It's Saturday afternoon, and Ronit Herzfeld's cell-phone is bellowing. It's a distress call from a frantic CEO whose six-month-old startup, a networking-solutions provider called Bigsafe Inc., has to deliver a test version of its software platform in four weeks. But two of the company's lieutenants are at war over management decisions, and its CEO, Marshall Abbott, 26, is afraid that they're going to quit -- or worse, that their conflict will bring his
New York City-based company to a shattering halt. And Abbott, the youngest and least-experienced member of his executive staff, wonders if anyone is even listening to him.
In the risky and uncertain world of technology startups, the ultimate test of an organization's mettle is how well it copes with chaos. Enter Herzfeld, 44, a personal trainer for companies in crisis. Her firm, Inside Solutions, is carving out a niche by counseling startups through the kinds of struggles that invariably plague young businesses. "In startup mode, people tend to operate out of fear, seeing every decision as a life-or-death matter," observes Herzfeld. "But that's not based on reality. People create the wrong stories around events and paralyze themselves into indecision."

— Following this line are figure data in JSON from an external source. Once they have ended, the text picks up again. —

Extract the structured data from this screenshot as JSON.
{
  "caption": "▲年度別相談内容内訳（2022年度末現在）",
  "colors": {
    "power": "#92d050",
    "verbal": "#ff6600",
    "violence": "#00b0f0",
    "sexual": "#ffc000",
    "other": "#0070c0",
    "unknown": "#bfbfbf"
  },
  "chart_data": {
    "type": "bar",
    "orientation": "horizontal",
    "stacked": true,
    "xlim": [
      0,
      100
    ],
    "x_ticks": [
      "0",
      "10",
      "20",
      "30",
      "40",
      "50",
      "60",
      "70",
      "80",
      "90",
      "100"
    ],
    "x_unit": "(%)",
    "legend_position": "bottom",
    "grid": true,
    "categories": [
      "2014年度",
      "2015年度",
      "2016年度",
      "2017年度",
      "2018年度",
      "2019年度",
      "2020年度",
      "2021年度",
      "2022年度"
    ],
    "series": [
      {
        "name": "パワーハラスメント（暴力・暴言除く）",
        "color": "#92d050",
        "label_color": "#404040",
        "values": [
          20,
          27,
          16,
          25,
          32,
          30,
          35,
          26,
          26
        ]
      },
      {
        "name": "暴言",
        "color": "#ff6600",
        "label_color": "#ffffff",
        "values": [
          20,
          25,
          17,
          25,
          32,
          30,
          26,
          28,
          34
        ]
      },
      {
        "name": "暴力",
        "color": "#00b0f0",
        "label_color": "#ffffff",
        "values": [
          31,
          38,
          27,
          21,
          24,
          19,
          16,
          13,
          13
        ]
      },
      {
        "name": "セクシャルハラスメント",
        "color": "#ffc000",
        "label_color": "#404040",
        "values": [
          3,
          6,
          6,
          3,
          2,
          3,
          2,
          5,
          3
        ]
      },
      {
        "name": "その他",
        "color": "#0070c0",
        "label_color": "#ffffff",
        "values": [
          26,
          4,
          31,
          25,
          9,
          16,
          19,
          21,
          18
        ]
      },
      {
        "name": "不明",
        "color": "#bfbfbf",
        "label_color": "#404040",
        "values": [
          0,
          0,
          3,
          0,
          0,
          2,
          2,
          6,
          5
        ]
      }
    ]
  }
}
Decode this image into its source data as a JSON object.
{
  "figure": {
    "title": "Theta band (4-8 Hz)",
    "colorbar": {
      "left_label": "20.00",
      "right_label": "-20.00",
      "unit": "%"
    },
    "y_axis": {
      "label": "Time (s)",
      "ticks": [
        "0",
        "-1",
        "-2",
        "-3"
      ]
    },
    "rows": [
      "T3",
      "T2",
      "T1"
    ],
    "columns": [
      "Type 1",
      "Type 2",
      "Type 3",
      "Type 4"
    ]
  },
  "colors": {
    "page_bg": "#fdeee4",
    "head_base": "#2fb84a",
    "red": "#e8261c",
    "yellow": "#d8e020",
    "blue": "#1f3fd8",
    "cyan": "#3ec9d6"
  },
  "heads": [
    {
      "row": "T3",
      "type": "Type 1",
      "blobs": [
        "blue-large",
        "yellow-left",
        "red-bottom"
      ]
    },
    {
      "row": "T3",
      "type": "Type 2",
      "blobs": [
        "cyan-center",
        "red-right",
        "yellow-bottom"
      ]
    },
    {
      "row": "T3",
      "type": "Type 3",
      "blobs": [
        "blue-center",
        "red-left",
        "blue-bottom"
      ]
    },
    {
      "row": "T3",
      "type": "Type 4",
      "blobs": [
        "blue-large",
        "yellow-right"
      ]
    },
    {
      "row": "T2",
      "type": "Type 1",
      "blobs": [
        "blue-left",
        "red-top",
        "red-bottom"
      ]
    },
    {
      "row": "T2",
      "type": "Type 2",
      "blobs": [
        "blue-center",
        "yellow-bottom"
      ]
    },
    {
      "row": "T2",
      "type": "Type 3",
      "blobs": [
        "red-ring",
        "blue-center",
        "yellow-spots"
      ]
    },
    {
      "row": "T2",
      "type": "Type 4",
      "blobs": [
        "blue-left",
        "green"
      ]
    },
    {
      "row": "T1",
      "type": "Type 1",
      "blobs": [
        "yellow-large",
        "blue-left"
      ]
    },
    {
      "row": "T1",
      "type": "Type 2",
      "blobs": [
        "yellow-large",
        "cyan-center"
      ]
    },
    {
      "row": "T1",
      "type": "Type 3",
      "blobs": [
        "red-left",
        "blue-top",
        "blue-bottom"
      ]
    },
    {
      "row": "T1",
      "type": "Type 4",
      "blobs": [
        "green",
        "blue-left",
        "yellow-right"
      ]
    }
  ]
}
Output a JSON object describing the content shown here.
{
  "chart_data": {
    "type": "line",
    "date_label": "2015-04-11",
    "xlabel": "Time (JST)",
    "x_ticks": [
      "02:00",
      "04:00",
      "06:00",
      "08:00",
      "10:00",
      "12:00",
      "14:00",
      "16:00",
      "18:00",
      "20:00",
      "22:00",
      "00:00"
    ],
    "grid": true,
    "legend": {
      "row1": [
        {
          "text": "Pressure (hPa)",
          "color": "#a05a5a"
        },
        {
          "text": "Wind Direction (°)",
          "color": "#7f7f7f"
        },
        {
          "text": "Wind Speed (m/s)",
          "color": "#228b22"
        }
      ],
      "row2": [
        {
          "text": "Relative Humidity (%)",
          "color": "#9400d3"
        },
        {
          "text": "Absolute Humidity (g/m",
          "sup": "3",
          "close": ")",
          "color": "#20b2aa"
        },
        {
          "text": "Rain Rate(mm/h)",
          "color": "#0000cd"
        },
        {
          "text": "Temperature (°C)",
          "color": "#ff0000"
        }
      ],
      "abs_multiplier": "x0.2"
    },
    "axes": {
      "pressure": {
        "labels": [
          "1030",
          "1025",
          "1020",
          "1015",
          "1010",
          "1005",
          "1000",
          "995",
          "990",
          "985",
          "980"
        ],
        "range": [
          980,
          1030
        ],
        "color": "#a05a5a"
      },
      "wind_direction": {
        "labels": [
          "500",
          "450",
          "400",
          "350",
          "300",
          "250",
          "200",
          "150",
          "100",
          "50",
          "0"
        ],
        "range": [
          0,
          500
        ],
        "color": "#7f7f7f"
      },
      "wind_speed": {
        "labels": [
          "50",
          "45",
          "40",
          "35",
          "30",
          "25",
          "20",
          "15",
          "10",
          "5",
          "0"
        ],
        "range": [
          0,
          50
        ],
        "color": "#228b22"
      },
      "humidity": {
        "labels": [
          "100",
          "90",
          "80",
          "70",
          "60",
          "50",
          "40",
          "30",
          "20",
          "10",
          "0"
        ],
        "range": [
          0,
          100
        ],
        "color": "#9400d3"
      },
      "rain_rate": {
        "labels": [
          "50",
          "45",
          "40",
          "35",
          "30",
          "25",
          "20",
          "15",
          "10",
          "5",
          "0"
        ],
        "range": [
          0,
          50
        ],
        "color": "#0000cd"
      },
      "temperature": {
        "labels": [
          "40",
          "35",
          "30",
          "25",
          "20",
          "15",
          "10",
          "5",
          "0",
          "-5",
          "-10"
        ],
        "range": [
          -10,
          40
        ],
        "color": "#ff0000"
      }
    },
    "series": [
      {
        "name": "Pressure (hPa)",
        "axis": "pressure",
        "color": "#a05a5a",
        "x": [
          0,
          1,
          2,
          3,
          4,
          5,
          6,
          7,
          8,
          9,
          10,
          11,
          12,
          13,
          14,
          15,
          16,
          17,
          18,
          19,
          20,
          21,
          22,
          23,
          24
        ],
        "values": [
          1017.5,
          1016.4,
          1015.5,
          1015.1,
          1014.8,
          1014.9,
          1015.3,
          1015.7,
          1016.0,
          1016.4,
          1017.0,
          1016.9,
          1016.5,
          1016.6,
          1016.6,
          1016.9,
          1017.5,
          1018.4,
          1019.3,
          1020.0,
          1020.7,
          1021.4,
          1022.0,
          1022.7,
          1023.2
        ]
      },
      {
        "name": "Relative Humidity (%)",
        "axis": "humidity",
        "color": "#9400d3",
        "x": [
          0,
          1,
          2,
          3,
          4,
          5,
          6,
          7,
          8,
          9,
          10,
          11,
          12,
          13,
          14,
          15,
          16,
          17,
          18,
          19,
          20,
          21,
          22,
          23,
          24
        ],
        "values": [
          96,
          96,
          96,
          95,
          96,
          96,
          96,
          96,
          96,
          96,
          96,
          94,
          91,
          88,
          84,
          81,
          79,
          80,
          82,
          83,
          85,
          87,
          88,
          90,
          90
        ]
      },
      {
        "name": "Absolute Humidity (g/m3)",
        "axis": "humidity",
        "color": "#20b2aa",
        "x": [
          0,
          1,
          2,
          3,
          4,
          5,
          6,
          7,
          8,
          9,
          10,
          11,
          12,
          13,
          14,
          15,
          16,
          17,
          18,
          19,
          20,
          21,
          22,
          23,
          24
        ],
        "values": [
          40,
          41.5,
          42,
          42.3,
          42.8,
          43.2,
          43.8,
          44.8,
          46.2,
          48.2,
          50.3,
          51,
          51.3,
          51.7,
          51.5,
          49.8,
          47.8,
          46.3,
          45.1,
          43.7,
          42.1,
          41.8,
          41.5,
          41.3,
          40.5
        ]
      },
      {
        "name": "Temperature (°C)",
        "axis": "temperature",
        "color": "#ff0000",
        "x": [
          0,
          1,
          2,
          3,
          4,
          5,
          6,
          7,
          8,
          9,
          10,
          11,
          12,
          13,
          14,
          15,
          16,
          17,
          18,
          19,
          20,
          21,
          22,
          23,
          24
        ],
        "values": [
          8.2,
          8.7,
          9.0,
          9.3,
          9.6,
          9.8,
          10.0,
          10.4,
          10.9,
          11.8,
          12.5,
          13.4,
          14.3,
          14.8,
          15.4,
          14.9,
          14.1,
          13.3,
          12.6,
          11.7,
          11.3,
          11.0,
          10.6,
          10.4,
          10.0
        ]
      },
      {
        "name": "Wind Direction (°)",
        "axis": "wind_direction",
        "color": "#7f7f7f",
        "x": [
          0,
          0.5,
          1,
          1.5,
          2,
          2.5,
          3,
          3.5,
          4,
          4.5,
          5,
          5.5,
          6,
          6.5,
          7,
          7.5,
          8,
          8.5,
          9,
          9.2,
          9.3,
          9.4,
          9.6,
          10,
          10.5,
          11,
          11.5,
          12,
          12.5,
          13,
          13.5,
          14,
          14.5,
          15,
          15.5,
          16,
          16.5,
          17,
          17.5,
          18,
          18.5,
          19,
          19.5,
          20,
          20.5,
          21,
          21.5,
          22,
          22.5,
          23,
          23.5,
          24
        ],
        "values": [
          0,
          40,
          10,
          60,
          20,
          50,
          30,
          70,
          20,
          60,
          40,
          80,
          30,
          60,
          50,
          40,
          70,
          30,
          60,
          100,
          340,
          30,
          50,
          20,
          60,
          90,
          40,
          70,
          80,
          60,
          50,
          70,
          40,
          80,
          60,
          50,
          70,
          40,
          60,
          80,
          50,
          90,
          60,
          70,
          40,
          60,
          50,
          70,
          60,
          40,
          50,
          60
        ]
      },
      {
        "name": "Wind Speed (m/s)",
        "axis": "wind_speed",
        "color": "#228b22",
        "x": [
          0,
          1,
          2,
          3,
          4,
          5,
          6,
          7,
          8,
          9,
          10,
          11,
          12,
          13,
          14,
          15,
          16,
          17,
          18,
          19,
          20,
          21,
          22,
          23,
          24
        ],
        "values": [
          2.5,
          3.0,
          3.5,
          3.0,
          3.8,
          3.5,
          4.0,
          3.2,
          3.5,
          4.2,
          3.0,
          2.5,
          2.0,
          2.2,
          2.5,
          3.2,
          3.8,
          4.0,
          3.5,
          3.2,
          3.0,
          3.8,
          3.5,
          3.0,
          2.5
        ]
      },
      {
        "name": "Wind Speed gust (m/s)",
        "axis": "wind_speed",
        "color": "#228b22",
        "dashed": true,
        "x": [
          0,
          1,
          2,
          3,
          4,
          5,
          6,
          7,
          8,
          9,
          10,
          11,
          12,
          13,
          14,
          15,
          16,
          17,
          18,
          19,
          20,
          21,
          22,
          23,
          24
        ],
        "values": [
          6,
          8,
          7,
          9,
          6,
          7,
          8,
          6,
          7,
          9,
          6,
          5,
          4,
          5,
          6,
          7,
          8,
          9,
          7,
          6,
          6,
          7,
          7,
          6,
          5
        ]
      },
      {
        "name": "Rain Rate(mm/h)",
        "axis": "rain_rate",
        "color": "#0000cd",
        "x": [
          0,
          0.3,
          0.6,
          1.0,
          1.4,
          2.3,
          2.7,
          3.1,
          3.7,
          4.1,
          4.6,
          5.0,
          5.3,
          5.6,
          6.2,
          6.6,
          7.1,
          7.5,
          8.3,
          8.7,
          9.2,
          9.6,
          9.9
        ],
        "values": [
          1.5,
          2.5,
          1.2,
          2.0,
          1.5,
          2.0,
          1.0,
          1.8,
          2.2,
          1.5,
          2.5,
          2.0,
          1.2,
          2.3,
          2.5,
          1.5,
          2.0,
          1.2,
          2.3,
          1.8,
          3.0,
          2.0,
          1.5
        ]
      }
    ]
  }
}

Herzfeld knows her way around life-or-death scenarios. A petite, Israeli-born psychiatric social worker, she spent eight years working in the mobile crisis unit of the Visiting Nurse Service for New York City's Department of Mental Health, parachuting into such disaster scenes as the World Trade Center bombing and the TWA Flight 800 crash. "I became extremely intuitive and adept at dealing with people -- especially people who didn't want my help," Herzfeld says.
Now she jumps into the world of business conflict. "When people are at their wits' end, they're more receptive to change," she says. "That's when they're most committed to making things happen." Such was the case at Bigsafe. One of Abbott's managers, who was just coming off a 21-day work jag, became enraged and threatened to walk when a colleague questioned his authority and his decisions. His over-the-top reaction worried Abbott, who feared that the conflict would kill the startup. When a management team is small -- as it is at Bigsafe, where there are only five core managers -- trust and confidence are critical, and even one personal rift can have a devastating effect.
Herzfeld was able to sort out Bigsafe's troubles by drilling down to the company's structural faults. Not only were managers wearing too many hats, but communication breakdowns were undermining their ability to prioritize tasks. Meanwhile, the newly minted CEO was finding it hard to let other people take ownership of their projects.
"To cede control to people who can make mistakes is a harrowing decision," Abbott confesses. Herzfeld teaches people to work with such fears. "Courage isn't the absence of fear," she declares. "It's seeing the possibility of your demise and doing your work anyway."
Herzfeld began by charting strategies for tackling the uncertainties that were bollixing up Bigsafe's management process. Once Abbott saw that he was afraid of relinquishing control -- even to managers whom he trusted -- he decided to delegate most of the marketing and hiring tasks that he had previously been trying to handle himself. The result: Bigsafe quickly ramped up its San Francisco office, and the company was able to meet its deadline for delivering its test product. Abbott and his staff, meanwhile, allowed themselves to take a day off occasionally and catch up on sleep.